Tunis. Douze nourrissons sont morts aux alentours du 10 mars dans un grand centre de maternité publique de la Rabta à Tunis, l’hôpital Wassila Bourguiba. Suite à cet évènement dramatique, le premier ministre Youssef Chahed a demandé au ministre de la santé Chérif de se présenter face au conseil de sécurité nationale. La démission d’Abderraouf Chérif le samedi suivant a plongé le gouvernement tunisien dans la crise.

Ces 12 nourrissons étaient des prématurés, morts des suites d’un « choc septique »1 . Ils avaient contracté une infection nosocomiale lors de leur hospitalisation, durant laquelle a été prescrite une alimentation parentérale administrée à l’aide d’une sonde gastrique intraveineuse dans le corps des nouveau-nés. Chaque composant de cette prescription est a priori sain et la date de péremption n’a pas été dépassée : il s’agit d’une matière première utilisée dans tous les services de réanimation néonatale. Néanmoins, il est possible qu’un germe ait contaminé la parentérale lors de la préparation de la solution ou bien durant la période de conservation, ce qui serait significatif d’importants problèmes sanitaires.

Ce drame relance les critiques concernant la gestion des locaux hospitaliers. Le premier ministre Youssef Chahed a ainsi mis en place une enquête sanitaire et judiciaire. Cette situation est aussi un moyen de raviver les rumeurs sur la campagne présidentielle, car le chef du gouvernement est jugé sur sa capacité à à surmonter une crise majeure. L’opinion publique s’est très vite alarmée : le 20 mars s’est tenue une manifestation qui appelait les gouvernants à sauver les services publics notamment celui de la santé. La société civile accuse l’État de laisser à l’abandon les hôpitaux, que le personnel hospitalier juge hors normes et défaillants2 .
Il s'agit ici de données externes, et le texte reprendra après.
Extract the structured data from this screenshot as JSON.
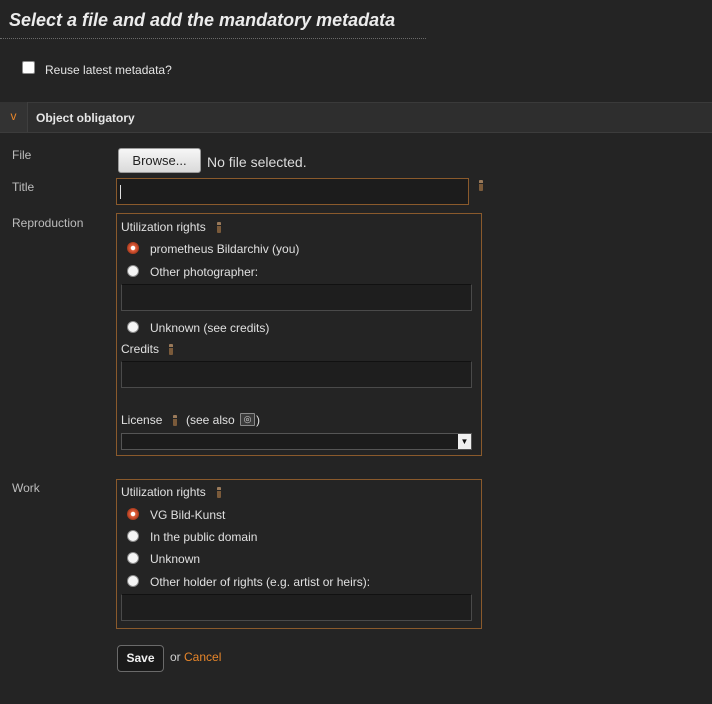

En effet, les médecins ont tout de suite réagi à l’événement de la Rabta en expliquant qu’ils travaillent deux fois plus dans le secteur public pour combler les défaillances de l’État. Le secteur privé s’est développé au détriment du secteur public, utilisé par une majorité de Tunisiens qui n’ont pas les moyens d’être pris en charge dans les cliniques privées. La société civile remet en cause la part du budget que l’État accorde à la santé publique. Bien qu’il soit à la hausse de 9,6 % en 2019 par rapport à 20183 , il demeure inadapté aux besoins du secteur. En terme général, la réduction du budget de l’État a des conséquences sur les dispositifs médicaux. Une rallonge budgétaire à hauteur de 150 millions de dinars sur l’ensemble du budget de l’État a été proposée pour freiner la pénurie de médicaments dans les hôpitaux.

Mais le manque d’implication de l’État est perçu comme une lente agonie des services de santé publique, ce qui pousse les trois quarts des médecins tunisiens à se tourner vers la France et l’Europe. Ils ne trouvent pas en Tunisie d’environnement pour la recherche scientifique. La « fuite » des médecins, pour la plupart jeunes, est devenu un fléau puisque les chiffres ont quadruplé depuis 2014. Bien qu’en Tunisie les études en médecine soient reconnues, l’étranger semble être un tremplin d’opportunités face à la détérioration des hôpitaux. Ils sont à la recherche de meilleures conditions de travail et également un salaire plus élevé. Certains avouent être payés 3500 euros en Allemagne, alors que le salaire d’un médecin moyen est de 700 euros en Tunisie. Désormais ils se tournent également vers les pays du Golfe. Autrefois c’était Ben Ali qui se réjouissait du secteur de la santé publique et faisait la promotion sa gestion des hôpitaux à ses voisins européens.

Perspectives :

  • Une commission d’enquête a été lancée. Elle est composée de médecins et de pharmaciens et chargée de faire toute la lumière sur l’affaire, et d’essayer de trouver des solutions palliant aux défaillances du système de santé tunisien.
  • Nul doute que le sujet sera au coeur de la campagne des présidentielles, qui sont prévues pour le 10 novembre prochain. Les réponses apportées par le premier ministre Chahed seront primordiales pour sa campagne, alors qu’il domine encore les sondages d’opinion en matière d’intentions de vote4 .

Sources :

  1. BEN NSIR Meriem Ben Nsir, Le budget du ministère de la Santé sous le feu des critiques de la société civile, L’économiste maghrébin¸4 décembre 2018.
  2. Tunisie : Youssef Chahed en tête des intentions de vote à l’élection présidentielle de 2019, Maghreb Emergent & Xinhua, 20 mars 2019.
  3. RAMSIS, Tunisie – Ils sont en train d’achever le secteur de la santé (peut être), sans le savoir !, Tunisie Numérique, 12 mars 2019.
  4. Tunisie : ouverture d’enquêtes après le décès de 11 bébés dans une maternité, RFI, 10 mars 2013.